Le porno n’a évidemment pas inauguré les violence sexuelles, mais force est de constater une explosion de la violence sexuelle des mineurs (+50% en dix ans) parfaitement concomitante au développement d’Internet – au sein duquel le porno prend une part économique massive. Simple concomitance, me répond-on. Aucun impact, m’assure-t-on. Pourtant, quand on laisse la parole à un représentant de l’industrie, il n’a pas de difficulté à se vanter, lui, que « l’accès illimité au porno via Internet [ait] déjà profondément modifié la manière dont les hommes et les femmes appréhendent les relations sexuelles dans le monde réel. »[5] Personne ne me fera admettre qu’un même accès illimité au porno ne modifie pas plus profondément encore la façon dont des enfants ou adolescents appréhendent les relations sexuelles.

Pour ne pas effaroucher les petits soldats du porno en avançant l’hypothèse d’une causalité, remarquons à tout le moins l’inconséquence foncière qu’il y a à appeler au respect de la femme sans jamais s’élever contre un phénomène massif dont tous les scenarios reposent sur la domination ou la soumission de la femme.

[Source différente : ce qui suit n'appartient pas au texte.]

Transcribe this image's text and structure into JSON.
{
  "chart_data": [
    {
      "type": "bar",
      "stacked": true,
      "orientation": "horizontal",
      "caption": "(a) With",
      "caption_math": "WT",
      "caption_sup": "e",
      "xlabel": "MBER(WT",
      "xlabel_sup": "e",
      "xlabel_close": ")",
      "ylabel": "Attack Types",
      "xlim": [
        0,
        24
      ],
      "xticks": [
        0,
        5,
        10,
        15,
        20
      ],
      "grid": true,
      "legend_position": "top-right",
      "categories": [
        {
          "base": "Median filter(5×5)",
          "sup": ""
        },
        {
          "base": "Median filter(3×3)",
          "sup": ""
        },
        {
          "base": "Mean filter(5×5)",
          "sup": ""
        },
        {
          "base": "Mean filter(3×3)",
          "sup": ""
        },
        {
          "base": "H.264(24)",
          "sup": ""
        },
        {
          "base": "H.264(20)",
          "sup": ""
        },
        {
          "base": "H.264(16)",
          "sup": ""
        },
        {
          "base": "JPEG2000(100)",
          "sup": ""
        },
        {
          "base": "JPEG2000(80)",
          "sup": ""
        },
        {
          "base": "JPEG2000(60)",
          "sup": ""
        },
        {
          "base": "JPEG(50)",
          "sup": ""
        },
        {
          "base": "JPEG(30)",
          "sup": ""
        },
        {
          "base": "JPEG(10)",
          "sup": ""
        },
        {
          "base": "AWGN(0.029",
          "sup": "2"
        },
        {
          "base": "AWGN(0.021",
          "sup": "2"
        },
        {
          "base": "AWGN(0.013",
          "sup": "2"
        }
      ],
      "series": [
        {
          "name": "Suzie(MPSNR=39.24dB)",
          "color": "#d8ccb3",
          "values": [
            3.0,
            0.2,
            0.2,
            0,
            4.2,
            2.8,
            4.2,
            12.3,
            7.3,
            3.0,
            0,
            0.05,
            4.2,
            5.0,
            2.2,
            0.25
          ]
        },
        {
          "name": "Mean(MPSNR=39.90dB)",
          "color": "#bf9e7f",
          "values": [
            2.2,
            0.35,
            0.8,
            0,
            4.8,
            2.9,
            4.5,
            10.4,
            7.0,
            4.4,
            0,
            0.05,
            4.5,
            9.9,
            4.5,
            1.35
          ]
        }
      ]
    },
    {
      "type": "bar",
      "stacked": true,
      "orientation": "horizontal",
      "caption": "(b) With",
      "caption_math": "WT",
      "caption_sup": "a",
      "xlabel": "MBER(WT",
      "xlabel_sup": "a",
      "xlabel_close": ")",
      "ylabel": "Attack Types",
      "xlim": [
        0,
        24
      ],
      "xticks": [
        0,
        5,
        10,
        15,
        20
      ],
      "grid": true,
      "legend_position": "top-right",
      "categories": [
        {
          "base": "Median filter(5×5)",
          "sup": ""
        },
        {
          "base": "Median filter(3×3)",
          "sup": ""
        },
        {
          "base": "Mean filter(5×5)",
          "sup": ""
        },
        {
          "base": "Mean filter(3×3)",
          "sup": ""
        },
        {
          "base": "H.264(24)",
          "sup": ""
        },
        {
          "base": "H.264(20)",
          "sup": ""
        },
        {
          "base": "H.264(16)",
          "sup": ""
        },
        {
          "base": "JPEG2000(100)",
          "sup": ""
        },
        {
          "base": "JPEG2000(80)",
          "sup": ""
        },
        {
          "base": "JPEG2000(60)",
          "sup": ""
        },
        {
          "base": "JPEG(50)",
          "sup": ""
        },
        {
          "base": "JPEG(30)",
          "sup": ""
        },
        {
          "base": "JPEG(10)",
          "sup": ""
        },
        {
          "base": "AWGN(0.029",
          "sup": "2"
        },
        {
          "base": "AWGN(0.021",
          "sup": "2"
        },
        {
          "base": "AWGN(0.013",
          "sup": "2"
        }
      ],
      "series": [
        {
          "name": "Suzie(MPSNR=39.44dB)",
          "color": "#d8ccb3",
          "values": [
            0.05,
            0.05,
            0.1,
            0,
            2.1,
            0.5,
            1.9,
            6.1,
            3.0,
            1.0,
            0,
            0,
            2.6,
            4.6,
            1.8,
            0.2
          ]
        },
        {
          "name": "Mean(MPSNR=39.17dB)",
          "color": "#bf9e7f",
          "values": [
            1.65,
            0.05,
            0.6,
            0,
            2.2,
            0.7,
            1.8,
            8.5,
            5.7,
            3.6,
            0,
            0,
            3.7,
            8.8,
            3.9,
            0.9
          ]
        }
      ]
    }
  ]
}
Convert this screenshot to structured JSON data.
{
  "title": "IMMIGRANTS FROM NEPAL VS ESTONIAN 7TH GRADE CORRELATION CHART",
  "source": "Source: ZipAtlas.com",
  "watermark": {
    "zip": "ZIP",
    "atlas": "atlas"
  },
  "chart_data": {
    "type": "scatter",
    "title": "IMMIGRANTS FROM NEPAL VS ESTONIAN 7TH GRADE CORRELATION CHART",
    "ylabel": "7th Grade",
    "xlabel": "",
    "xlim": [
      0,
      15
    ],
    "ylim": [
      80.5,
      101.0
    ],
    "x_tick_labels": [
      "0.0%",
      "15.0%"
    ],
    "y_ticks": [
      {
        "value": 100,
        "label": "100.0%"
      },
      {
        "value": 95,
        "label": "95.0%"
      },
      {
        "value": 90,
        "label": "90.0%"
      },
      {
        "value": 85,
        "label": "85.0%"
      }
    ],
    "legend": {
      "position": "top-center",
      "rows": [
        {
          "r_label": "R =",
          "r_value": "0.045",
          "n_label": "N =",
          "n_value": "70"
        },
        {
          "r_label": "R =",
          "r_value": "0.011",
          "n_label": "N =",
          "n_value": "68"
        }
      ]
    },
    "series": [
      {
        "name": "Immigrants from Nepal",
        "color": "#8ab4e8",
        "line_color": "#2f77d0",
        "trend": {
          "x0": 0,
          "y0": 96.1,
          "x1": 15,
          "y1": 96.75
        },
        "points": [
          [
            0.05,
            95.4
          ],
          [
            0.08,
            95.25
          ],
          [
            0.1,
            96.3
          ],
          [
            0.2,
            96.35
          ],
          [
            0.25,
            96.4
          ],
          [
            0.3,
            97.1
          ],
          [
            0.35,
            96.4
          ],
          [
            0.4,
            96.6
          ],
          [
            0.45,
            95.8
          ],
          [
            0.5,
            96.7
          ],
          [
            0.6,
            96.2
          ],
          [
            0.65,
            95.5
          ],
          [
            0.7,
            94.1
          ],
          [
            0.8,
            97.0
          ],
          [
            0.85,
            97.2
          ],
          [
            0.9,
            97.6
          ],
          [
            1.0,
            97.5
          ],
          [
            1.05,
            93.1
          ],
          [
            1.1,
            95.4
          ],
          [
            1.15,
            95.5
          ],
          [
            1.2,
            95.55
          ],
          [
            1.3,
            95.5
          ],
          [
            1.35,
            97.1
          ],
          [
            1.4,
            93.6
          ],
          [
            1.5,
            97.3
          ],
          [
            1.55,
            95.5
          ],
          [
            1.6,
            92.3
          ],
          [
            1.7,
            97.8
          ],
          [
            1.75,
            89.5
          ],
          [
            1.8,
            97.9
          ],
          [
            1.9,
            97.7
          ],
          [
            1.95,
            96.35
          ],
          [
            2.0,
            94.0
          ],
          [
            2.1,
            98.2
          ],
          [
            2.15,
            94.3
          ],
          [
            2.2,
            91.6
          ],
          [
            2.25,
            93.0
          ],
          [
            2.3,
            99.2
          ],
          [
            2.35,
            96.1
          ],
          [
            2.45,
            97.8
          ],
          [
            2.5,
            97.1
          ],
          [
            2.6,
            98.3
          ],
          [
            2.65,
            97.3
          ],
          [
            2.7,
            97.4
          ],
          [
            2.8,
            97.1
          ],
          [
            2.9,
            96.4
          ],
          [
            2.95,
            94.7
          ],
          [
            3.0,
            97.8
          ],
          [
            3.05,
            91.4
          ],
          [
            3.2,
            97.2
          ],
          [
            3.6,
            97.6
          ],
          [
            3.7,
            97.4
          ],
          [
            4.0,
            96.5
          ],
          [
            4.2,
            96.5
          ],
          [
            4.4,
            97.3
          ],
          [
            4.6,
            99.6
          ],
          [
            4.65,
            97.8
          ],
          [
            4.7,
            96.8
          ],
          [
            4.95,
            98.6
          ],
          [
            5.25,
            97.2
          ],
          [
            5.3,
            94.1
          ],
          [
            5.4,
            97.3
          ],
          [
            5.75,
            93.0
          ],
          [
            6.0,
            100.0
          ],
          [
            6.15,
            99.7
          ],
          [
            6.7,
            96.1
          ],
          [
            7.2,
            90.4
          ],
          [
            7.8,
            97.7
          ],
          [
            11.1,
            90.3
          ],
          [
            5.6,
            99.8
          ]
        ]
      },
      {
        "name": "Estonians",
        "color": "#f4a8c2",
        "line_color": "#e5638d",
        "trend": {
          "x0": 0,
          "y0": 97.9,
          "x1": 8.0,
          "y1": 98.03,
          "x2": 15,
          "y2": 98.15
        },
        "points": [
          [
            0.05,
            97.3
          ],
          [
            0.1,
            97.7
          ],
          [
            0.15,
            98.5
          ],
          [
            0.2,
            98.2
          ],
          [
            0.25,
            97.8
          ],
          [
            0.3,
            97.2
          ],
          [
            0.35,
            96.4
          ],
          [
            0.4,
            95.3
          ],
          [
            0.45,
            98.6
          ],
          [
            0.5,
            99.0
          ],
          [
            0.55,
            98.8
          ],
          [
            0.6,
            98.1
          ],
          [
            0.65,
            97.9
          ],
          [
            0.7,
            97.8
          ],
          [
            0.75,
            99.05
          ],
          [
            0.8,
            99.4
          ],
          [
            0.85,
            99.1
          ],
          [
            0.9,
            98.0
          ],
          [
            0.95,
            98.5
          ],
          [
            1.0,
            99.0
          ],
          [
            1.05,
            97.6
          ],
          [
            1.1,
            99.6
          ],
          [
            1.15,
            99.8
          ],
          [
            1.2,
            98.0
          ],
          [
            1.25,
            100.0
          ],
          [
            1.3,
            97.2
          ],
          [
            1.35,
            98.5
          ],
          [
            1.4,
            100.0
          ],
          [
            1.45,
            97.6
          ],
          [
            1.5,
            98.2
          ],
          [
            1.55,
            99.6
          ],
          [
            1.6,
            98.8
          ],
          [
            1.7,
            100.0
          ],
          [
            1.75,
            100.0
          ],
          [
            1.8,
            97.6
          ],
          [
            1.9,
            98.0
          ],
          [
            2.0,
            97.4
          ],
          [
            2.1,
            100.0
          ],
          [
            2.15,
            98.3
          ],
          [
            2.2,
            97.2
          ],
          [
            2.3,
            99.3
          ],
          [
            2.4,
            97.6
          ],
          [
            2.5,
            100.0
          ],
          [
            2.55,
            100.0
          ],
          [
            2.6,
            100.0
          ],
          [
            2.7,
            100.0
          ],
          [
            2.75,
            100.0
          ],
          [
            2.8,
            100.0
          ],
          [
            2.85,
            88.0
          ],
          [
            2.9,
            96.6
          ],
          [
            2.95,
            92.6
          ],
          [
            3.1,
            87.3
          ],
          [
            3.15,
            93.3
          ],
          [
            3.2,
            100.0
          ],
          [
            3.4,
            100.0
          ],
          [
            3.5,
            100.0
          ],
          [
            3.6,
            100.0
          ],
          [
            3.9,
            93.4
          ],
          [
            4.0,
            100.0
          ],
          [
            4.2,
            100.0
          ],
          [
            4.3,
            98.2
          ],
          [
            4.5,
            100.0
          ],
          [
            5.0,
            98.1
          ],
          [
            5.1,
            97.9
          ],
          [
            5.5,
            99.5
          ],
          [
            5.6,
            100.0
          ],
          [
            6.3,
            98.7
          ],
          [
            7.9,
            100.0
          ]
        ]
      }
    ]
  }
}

Comprenez-moi : il n’est pas si facile de prendre au sérieux une société qui, dans le même mouvement, prône le premier et soutient les seconds.[6]

*

Comme homme, il reste à entendre les femmes. Les témoignages sur les réseaux ne sont pas tous fiables, sont parfois excessifs ? C’est le propre d’une libération de la parole. Ce que les femmes réclament, c’est le respect de leur dignité. Ce que l’on ne peut pas ne pas entendre, c’est le caractère massif du phénomène, c’est l’inconfort des femmes ou leur crainte constante.

On se prendrait à imaginer que ceci débouche sur une éducation sexuelle qui ne soit pas techniciste.

On se prendrait à rêver que la pudeur, la galanterie, la décence reviennent, en grâce.

On vous épargne encore la chasteté (la vraie).

Pour l’instant. Pour ne pas vous brusquer.

  1. ce qui n’exclut certes pas celle que tu n’aimes pas, mais différemment []
  2. Tout juste relèvera-t-on que le passage d’une impunité absolue à une mise au pilori nominative en Une d’un quotidien interpelle autant sur le pilori d’aujourd’hui que sur l’impunité d’hier – au point de se demander si la soudaineté et la force de la mise au pilori n’a pas aussi pour but d’effacer quelques complaisances politiques ou journalistiques passées. []
  3. Entendons-nous bien : un commentaire sur un décolleté peut être vulgaire et déplacé, mais pénalement répréhensible, non []
  4. Le « harcèlement » étant d’ailleurs conçu bien au-delà de sa définition, ce qui n’aide pas à l’appréhender correctement []
  5. Permettez-moi de vous refourguer à ce titre mon premier livre, chapitre IXPermis sur une vache, interdit sur une poule []
  6. Laurence Rossignol avait annoncé une réflexion en ce sens peu de temps avant de quitter son ministère. Il semble que Marlène Schiappa ne soit pas indifférente à ce sujet, qu’il serait bon de voir avancer []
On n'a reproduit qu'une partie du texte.